Este número do MC viajou directamente da tipografia para os armazéns da Ex – Pide / DGS, e aí passou 13 longos meses! Voltou a encontrar a sua liberdade depois do 25 de Abril”...




Auto de fé da PIDE onde se encontram exemplares do Mundo da Canção.

O Mundo da Canção faz parte do meu património afectivo e cultural que preservo todos os números da revista na estante das minhas velharias sem preço.




Todo o espólio do Mundo da Canção, foi doado à Biblioteca e Arquivo Ephemera pertencente a José Pacheco Pereira, por Avelino Tavares. 




Como neste mês de Dezembro de 2019, faz 50 anos que apareceu nas bancas o MC, não podia deixar de lembrar esta revista musical, que a minha geração teve a sorte de conhecer e ler. 

Paulo de Carvalho
Se a nível de cultura musical esta revista teve a sua importância para a minha pessoa, o programa radiofónico da Rádio Renascença, Página 1”, que se iniciou a 1 de Janeiro de 1968 e acabou na primavera de 1975, apurou-me o ouvido.



Na altura que o comecei a escutar diariamente era seu locutor José Manuel Nunes, Adelino Gomes nas reportagens, e a parte técnica estava a cargo de José Manuel Moreno Pinto.


Foram os Pop Five que entregaram a versão feita apenas de bateria e baixo, do "Page One" que servia de indicativo do programa Página 1.



Os discos chegavam em 1ª mão ao Página 1 essencialmente devido à colaboração de Fernando Tenente, um entusiasta musical que vivia no Porto e trabalhava na Marconi. Além disso, como o programa era muito popular (não havia TV e a Rádio de final de tarde era muito ouvida), as editoras discográficas privilegiavam o programa.

Muita música de expressão anglo-saxónica e uma selecção de temas rotularíamos hoje de “world music”. 

Além disso, a música portuguesa de qualidade estava sempre muito presente. Foi o Página 1 quem lançou, por exemplo, Sérgio Godinho, José Mário Branco estes dois emigrados em França e Fausto.

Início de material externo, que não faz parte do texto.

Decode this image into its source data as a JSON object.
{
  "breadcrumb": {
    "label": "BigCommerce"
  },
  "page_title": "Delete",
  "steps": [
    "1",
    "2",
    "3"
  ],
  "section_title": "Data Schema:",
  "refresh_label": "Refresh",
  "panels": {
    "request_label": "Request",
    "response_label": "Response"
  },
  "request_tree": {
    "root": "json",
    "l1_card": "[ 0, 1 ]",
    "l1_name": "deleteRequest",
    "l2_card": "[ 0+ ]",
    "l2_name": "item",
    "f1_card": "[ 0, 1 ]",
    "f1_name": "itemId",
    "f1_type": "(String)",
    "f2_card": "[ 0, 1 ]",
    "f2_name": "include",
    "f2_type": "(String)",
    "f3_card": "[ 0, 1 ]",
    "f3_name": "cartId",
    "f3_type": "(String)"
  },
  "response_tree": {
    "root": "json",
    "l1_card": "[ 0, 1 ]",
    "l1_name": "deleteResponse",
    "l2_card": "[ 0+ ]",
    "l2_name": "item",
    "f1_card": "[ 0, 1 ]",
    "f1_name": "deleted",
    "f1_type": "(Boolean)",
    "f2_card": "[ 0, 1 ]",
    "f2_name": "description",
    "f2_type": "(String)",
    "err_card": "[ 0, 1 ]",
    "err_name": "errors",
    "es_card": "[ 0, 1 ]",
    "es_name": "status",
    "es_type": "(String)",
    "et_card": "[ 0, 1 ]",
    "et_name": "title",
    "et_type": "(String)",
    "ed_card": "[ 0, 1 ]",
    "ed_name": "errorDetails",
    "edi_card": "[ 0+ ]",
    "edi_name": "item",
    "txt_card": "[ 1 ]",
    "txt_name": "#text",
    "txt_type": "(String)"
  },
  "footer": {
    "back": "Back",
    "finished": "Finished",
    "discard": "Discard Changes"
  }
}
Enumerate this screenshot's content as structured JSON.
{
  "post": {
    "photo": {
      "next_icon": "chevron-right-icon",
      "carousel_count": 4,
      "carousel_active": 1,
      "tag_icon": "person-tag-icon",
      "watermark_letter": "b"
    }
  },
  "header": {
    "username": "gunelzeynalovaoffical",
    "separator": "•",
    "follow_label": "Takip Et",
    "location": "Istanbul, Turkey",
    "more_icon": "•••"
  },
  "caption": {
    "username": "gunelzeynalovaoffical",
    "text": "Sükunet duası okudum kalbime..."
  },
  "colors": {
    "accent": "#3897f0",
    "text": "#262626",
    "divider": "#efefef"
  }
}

Uma das canções que passava frequentemente vinda da vizinha Espanha era:




La juventud tiene razón de Manolo Diaz
Manolo Diaz

O Programa Página 1, recebeu um prémio de rádio pela Casa da Imprensa em 1971. A título excepcional, a mesma Casa da Imprensa atribuiu o prémio de Reportagem Radiofónica a Adelino Gomes em 1972. A cerimónia de entrega do prémio decorreu em espectáculo promovido no Coliseu dos Recreios apenas a 30 de Março de 1974.

Adelino Gomes


Segundo o relatório da Polícia de Segurança Pública de Lisboa, a sala estava superlotada, predominando a juventude e elementos conhecidos do MDP/CDE (Movimento Democrático Português / Comissão Democrática Eleitoral) .



Na ocasião, o jornalista Adelino Gomes, disse:

“tive o prémio do melhor locutor da rádio, mas fui despedido por ter dito algumas coisas e por pretender dizer muitas outras coisas que vocês deviam saber”.



Não sei por quê nem porque não, tudo isto desapareceu, dando lugar ao pimbalismo nacional, que passa tanto nas rádios e invadiu as televisões, em que o cantor geralmente faz-se acompanhar de um par de bailarinas que saracoteiam as ancas e agitam os braços, enquanto os jovens abanam o “capacete”, e repetem “Nós Pimba! Nós Pimba!”.



Pensando cá com os meus botões, talvez estas canções estejam mais condizentes com o país real.



Se tempos houveram que tínhamos músicas novas em tempos velhos, hoje temos músicas velhas em tempos novos.